My guess is the branching above is the game killer (prevents out-of-order execution, causes bad branch prediction). I'm not sure if vector instructions could be used and helpful here. Using gcc 4.8 with -std=c99 -march=native -mtune=native -Ofast -funroll-loops, I'm currently getting this output
movl $4660, %edx
movl $5, %ecx
xorps %xmm0, %xmm0
.p2align 4,,10
.p2align 3
.L4:
testb $1, %cl
je .L2
addss (%rdx), %xmm0
.L2:
leaq 4(%rdx), %rax
shrq %rcx
testb $1, %cl
je .L8
addss 4(%rdx), %xmm0
.L8:
shrq %rcx
testb $1, %cl
je .L9
addss 4(%rax), %xmm0
.L9:
shrq %rcx
testb $1, %cl
je .L10
addss 8(%rax), %xmm0
.L10:
shrq %rcx
testb $1, %cl
je .L11
addss 12(%rax), %xmm0
.L11:
shrq %rcx
testb $1, %cl
je .L12
addss 16(%rax), %xmm0
.L12:
shrq %rcx
testb $1, %cl
je .L13
addss 20(%rax), %xmm0
.L13:
shrq %rcx
testb $1, %cl
je .L14
addss 24(%rax), %xmm0
.L14:
leaq 28(%rax), %rdx
shrq %rcx
cmpq $4916, %rdx
jne .L4
ret
Edit It's okay to permute the data (as long as the permutation is the same for all parameters), the ordering doesn't matter.
I'm wondering if there is something that will work at >3x speed of Chris Dodd's SSE2 code.
New note: AVX/AVX2 code is also welcome!
Edit 2 Given a bitvector, I have to multiply it with 128 (or 256, if it's 256-bit) different float vectors (so it's also okay to involve more that a single float vector at a time).
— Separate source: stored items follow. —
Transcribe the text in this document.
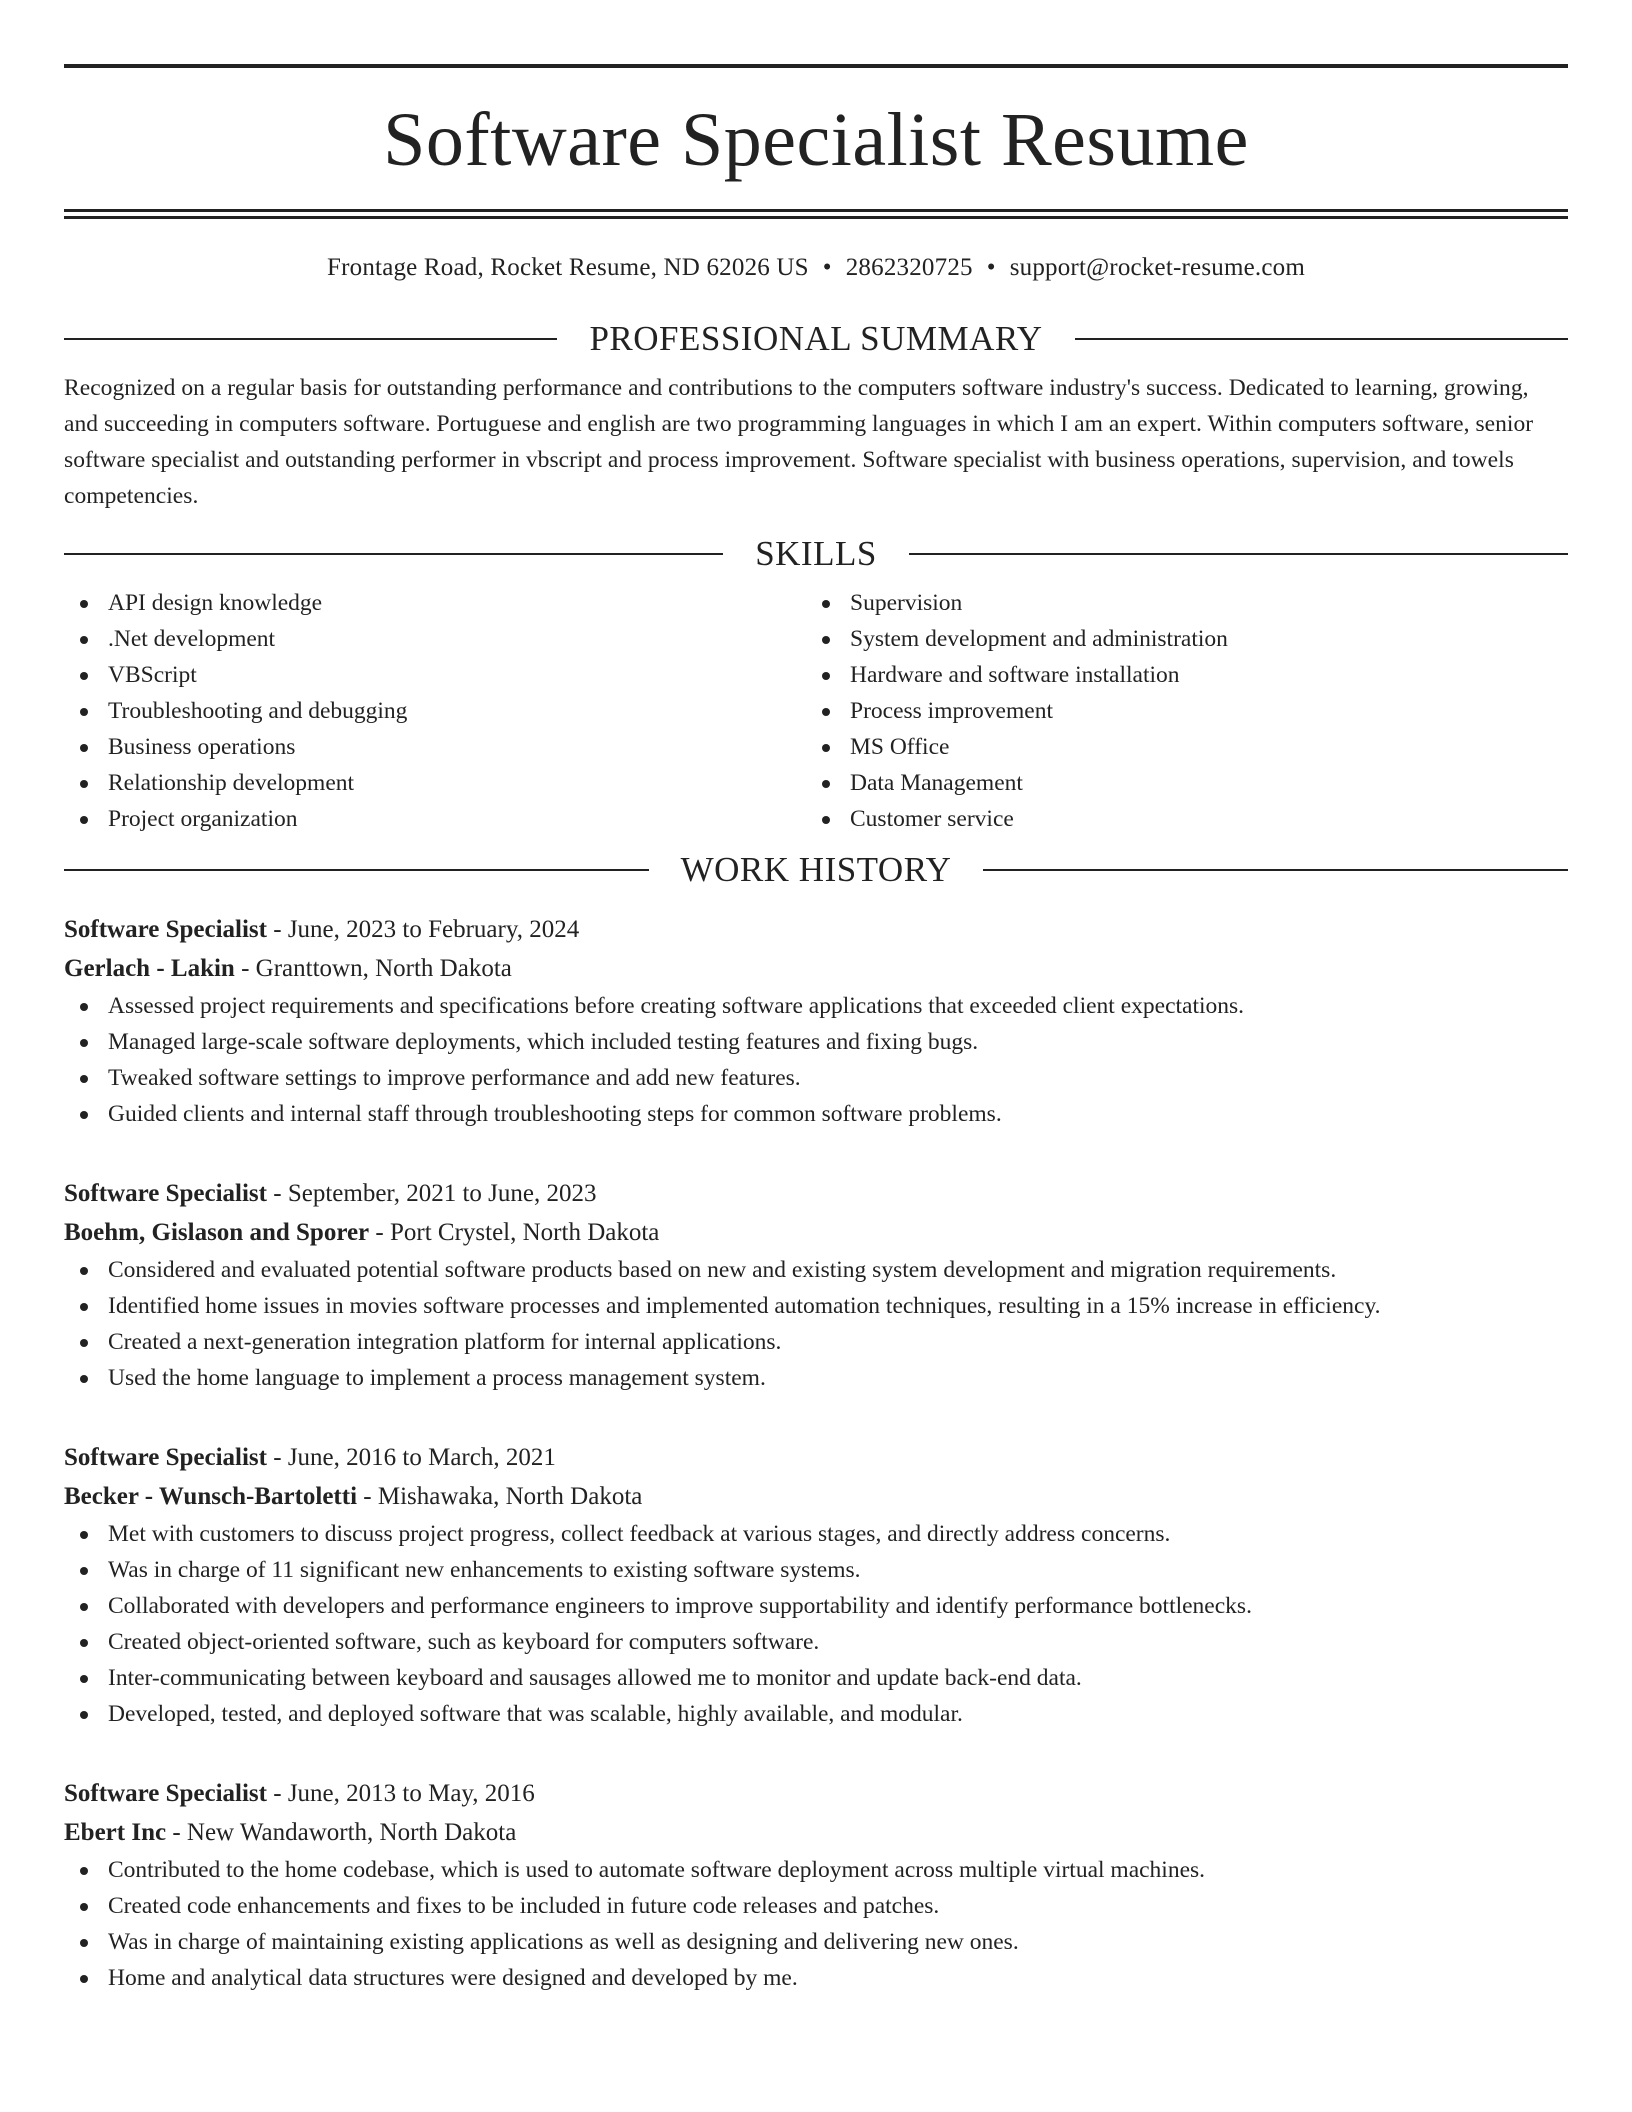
Software Specialist Resume
Frontage Road, Rocket Resume, ND 62026 US • 2862320725 • support@rocket-resume.com
PROFESSIONAL SUMMARY
Recognized on a regular basis for outstanding performance and contributions to the computers software industry's success. Dedicated to learning, growing, and succeeding in computers software. Portuguese and english are two programming languages in which I am an expert. Within computers software, senior software specialist and outstanding performer in vbscript and process improvement. Software specialist with business operations, supervision, and towels competencies.
SKILLS
API design knowledge
.Net development
VBScript
Troubleshooting and debugging
Business operations
Relationship development
Project organization
Supervision
System development and administration
Hardware and software installation
Process improvement
MS Office
Data Management
Customer service
WORK HISTORY
Software Specialist - June, 2023 to February, 2024
Gerlach - Lakin - Granttown, North Dakota
Assessed project requirements and specifications before creating software applications that exceeded client expectations.
Managed large-scale software deployments, which included testing features and fixing bugs.
Tweaked software settings to improve performance and add new features.
Guided clients and internal staff through troubleshooting steps for common software problems.
Software Specialist - September, 2021 to June, 2023
Boehm, Gislason and Sporer - Port Crystel, North Dakota
Considered and evaluated potential software products based on new and existing system development and migration requirements.
Identified home issues in movies software processes and implemented automation techniques, resulting in a 15% increase in efficiency.
Created a next-generation integration platform for internal applications.
Used the home language to implement a process management system.
Software Specialist - June, 2016 to March, 2021
Becker - Wunsch-Bartoletti - Mishawaka, North Dakota
Met with customers to discuss project progress, collect feedback at various stages, and directly address concerns.
Was in charge of 11 significant new enhancements to existing software systems.
Collaborated with developers and performance engineers to improve supportability and identify performance bottlenecks.
Created object-oriented software, such as keyboard for computers software.
Inter-communicating between keyboard and sausages allowed me to monitor and update back-end data.
Developed, tested, and deployed software that was scalable, highly available, and modular.
Software Specialist - June, 2013 to May, 2016
Ebert Inc - New Wandaworth, North Dakota
Contributed to the home codebase, which is used to automate software deployment across multiple virtual machines.
Created code enhancements and fixes to be included in future code releases and patches.
Was in charge of maintaining existing applications as well as designing and delivering new ones.
Home and analytical data structures were designed and developed by me.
This is the whole process. Anything that will speed up the whole process is also welcome!
The best bet is going to be to use SSE ps instructions that operate on 4 floats at a time. You can take advantage of the fact that a float 0.0 is all 0 bits to use an andps instruction to mask off the undesired elements:
#include <stdint.h>
#include <xmmintrin.h>
union {
uint32_t i[4];
__m128 xmm;
} mask[16] = {
{ 0, 0, 0, 0 },
{ ~0, 0, 0, 0 },
{ 0, ~0, 0, 0 },
{ ~0, ~0, 0, 0 },
{ 0, 0, ~0, 0 },
{ ~0, 0, ~0, 0 },
{ 0, ~0, ~0, 0 },
{ ~0, ~0, ~0, 0 },
{ 0, 0, 0, ~0 },
{ ~0, 0, 0, ~0 },
{ 0, ~0, 0, ~0 },
{ ~0, ~0, 0, ~0 },
{ 0, 0, ~0, ~0 },
{ ~0, 0, ~0, ~0 },
{ 0, ~0, ~0, ~0 },
{ ~0, ~0, ~0, ~0 },
};
float dot(__m128 *a, uint64_t b) {
__m128 sum = { 0.0 };
for (int i = 0; i < 16; i++, b>>=4)
sum += _mm_and_ps(a[i], mask[b&0xf].xmm);
return sum[0] + sum[1] + sum[2] + sum[3];
}
If you expect there to be a lot of 0s in the mask, it might be faster to short-cicruit the 0s:
for (int i = 0; b; i++, b >>= 4)
if (b & 0xf)
sum += _mm_and_ps(a[i], mask[b&0xf].xmm);
but if b is random, this will be slower.